The comprehensive analysis of N-linked glycosylation identified five widely conserved glycosylated asparagines in human TRPP2: 299, 305, 328, 362, and 375. Notably, all glycosylation sites are located in the first extracellular loop (Fig. 4B). These asparagines appear to be the only N-glycosylation sites of the protein because neither mass spectrometry nor enzymatic digestion with Endo H or PNGase F detected evidence for additional glycosidic bonds. Further in vitro analysis was facilitated by the recapitulation of native glycosylation patterns with high-mannose glycans by heterologously expressed TRPP2 (Figs. 1B and 4A).
N-Glycosylation of TRPP2 Is Required for Adequate TRPP2 Protein Levels
It has been shown that N-linked glycans determine the homeostasis of secretory proteins and membrane proteins in eukaryotic cells (19). Therefore, we hypothesized that aberrant N-glycosylation of TRPP2 might impair its protein biogenesis. To test this hypothesis, TRPP2Δ5-Glyc was expressed heterologously in HeLa and HEK293T cells. Indeed, TRPP2Δ5-Glyc shows a significant reduction in protein levels by 86.2% compared with wild-type TRPP2 in HeLa cells (n = 3, p = 0.003) (Fig. 4C). This effect is not cell type-specific because a similar reduction is observed in HEK293T cells (mean, −74.4%; n = 3; p = 0.016) (Fig. 4D). To ensure that this decrease is not solely caused by a change in kinetics of TRPP2 protein processing, we measured protein levels after 96 h in HEK293T cells. TRPP2Δ5-Glyc protein levels compared with wild-type TRPP2 remain significantly reduced after 96 h (mean, −79%; n = 4; p = 0.00002).
Lower protein levels may be caused by either transcriptional down-regulation, impaired translation, or decreased protein stability. To evaluate a possible impact on mRNA transcription or stability, RNA of transiently transfected HeLa cells was isolated. TRPP2 wild-type and TRPP2Δ5-Glyc mRNA abundance was similar, as assessed by qPCR (Fig. 5A). Protein stability of TRPP2 was investigated using the Streptomyces griseus metabolite cycloheximide, which inhibits protein translation by blocking elongation factor 2-mediated ribosomal translocation (38). Cells were incubated with 18 μm cycloheximide for 2–10 h, and TRPP2 expression was evaluated by Western blot analysis (Fig. 5, B and C). These experiments show a reduced stability of TRPP2Δ5-Glyc compared with wild-type TRPP2 after 10 h (mean, −46.8%; n = 3; p = 0.006) (Fig. 5D).
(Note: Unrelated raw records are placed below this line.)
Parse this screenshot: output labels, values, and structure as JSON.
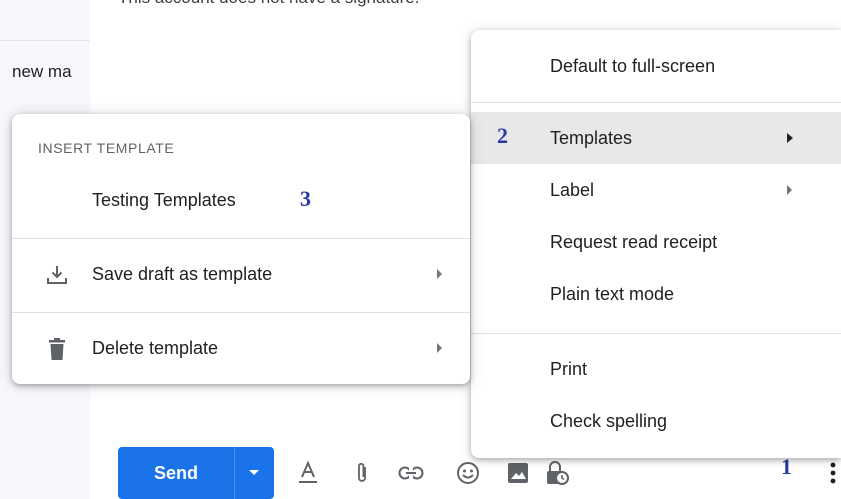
{
  "background": {
    "inbox_item_fragment": "new ma",
    "signature_text": "This account does not have a signature."
  },
  "toolbar": {
    "send_label": "Send",
    "icons": [
      "formatting-icon",
      "attach-icon",
      "link-icon",
      "emoji-icon",
      "photo-icon",
      "confidential-icon",
      "more-options-icon"
    ]
  },
  "more_options_menu": {
    "items": [
      {
        "label": "Default to full-screen"
      },
      {
        "label": "Templates",
        "has_submenu": true,
        "active": true
      },
      {
        "label": "Label",
        "has_submenu": true
      },
      {
        "label": "Request read receipt"
      },
      {
        "label": "Plain text mode"
      },
      {
        "label": "Print"
      },
      {
        "label": "Check spelling"
      }
    ]
  },
  "templates_submenu": {
    "header": "INSERT TEMPLATE",
    "items": [
      {
        "label": "Testing Templates"
      },
      {
        "label": "Save draft as template",
        "icon": "download-icon",
        "has_submenu": true
      },
      {
        "label": "Delete template",
        "icon": "trash-icon",
        "has_submenu": true
      }
    ]
  },
  "step_annotations": [
    "1",
    "2",
    "3"
  ],
  "colors": {
    "send_button": "#1a73e8",
    "annotation": "#2b3aa3",
    "active_item": "#e8e8e8"
  }
}
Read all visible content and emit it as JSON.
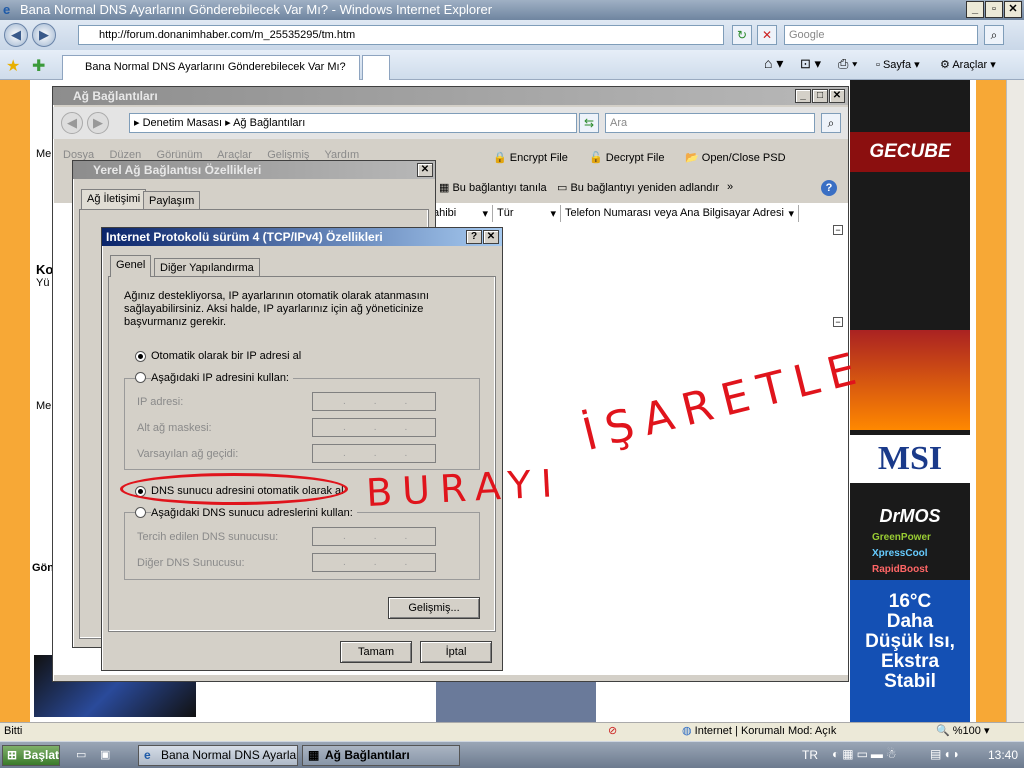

TRPP2 Is Subject to Lysosomal Degradation
Nascent polypeptides transit between a significant number of intermediate folding states before attaining their native state. It has been demonstrated that the fidelity of this process may be compromised by the absence of posttranslational glycosylation. Missing glycosylation may cause newly synthesized proteins to be degraded or to attain their native states more slowly (39). To investigate the cause for decreased levels of glycosylation-deficient TRPP2, small molecule inhibitors were employed.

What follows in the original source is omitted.